NeighborWorks Targets Foreclosure Hotspots with Campaign

NeighborWorks America is marshalling its housing counseling resources to launch a foreclosure intervention effort in a select number of cities and states that have been identified as "hotspots" of foreclosure.

The quasigovernmental nonprofit organization started this foreclosure intervention initiative in Ohio last May and it is planning to expand this initiative to Indiana, Michigan and Texas, and cities such as Atlanta and Baltimore.

Within the past five years, nearly three million households have experienced foreclosure and a disproportionate number are occurring in low-income and minority communities, according to NeighborWorks America, which has a network of organizations in 4,400 communities.

The foreclosure intervention effort is aimed at homeowners on the brink of losing their homes. It employs Department of Housing and Urban Development-certified housing counselors, who can help borrows negotiate with lenders and servicers on a suitable workout plan. The counselors also provide borrowers with financial education, employment assistance and family counseling.

Many of the intervention practices were developed by a partnership between the city of Chicago and NHS of Chicago - a NeighborWorks organization - that helped to prevent 700 foreclosures in 18 months.

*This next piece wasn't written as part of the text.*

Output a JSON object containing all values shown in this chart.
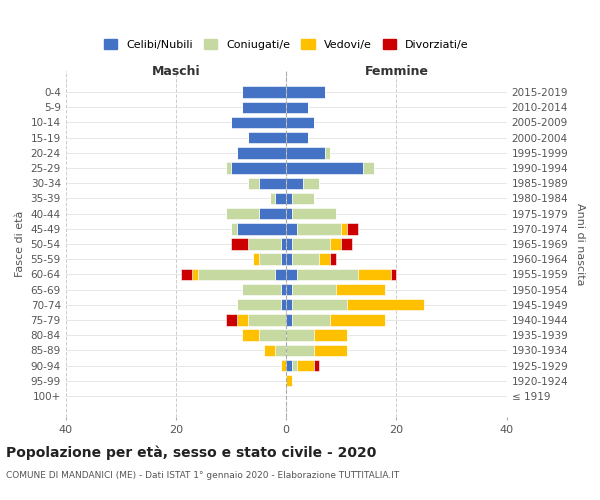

Since 2000, foreclosures of all loans have increased by 50% and it is threatening to erode gains in homeownership and neighborhood revitalization, according to NeighborWorks America chief executive Ken Wade. "With all the progress we have made together, we must work even harder to stem the tide of rising foreclosures," Mr. Wade said.

NeighborWorks America, which receives federal funding, provides support for local NeighborWorks organizations and trains over 700 HUD-certified counselors a year. NeighborWorks also has a partnership with the Homeownership Preservation Foundation, which is running television and radio ads nationwide, urging troubled homeowners to call a toll-free hot line and talk with a HUD-certified counselor.

The TV and radio ads are geared toward homeowners who are in denial about their financial problems and avoiding calls from their mortgage company, according to GMAC-RFC spokesman Stephen Dupont, who also provides public relations support for the foundation.

GMAC-RFC provided $20 million in seed money to start the Minneapolis nonprofit foundation, which is dedicated to reducing foreclosures.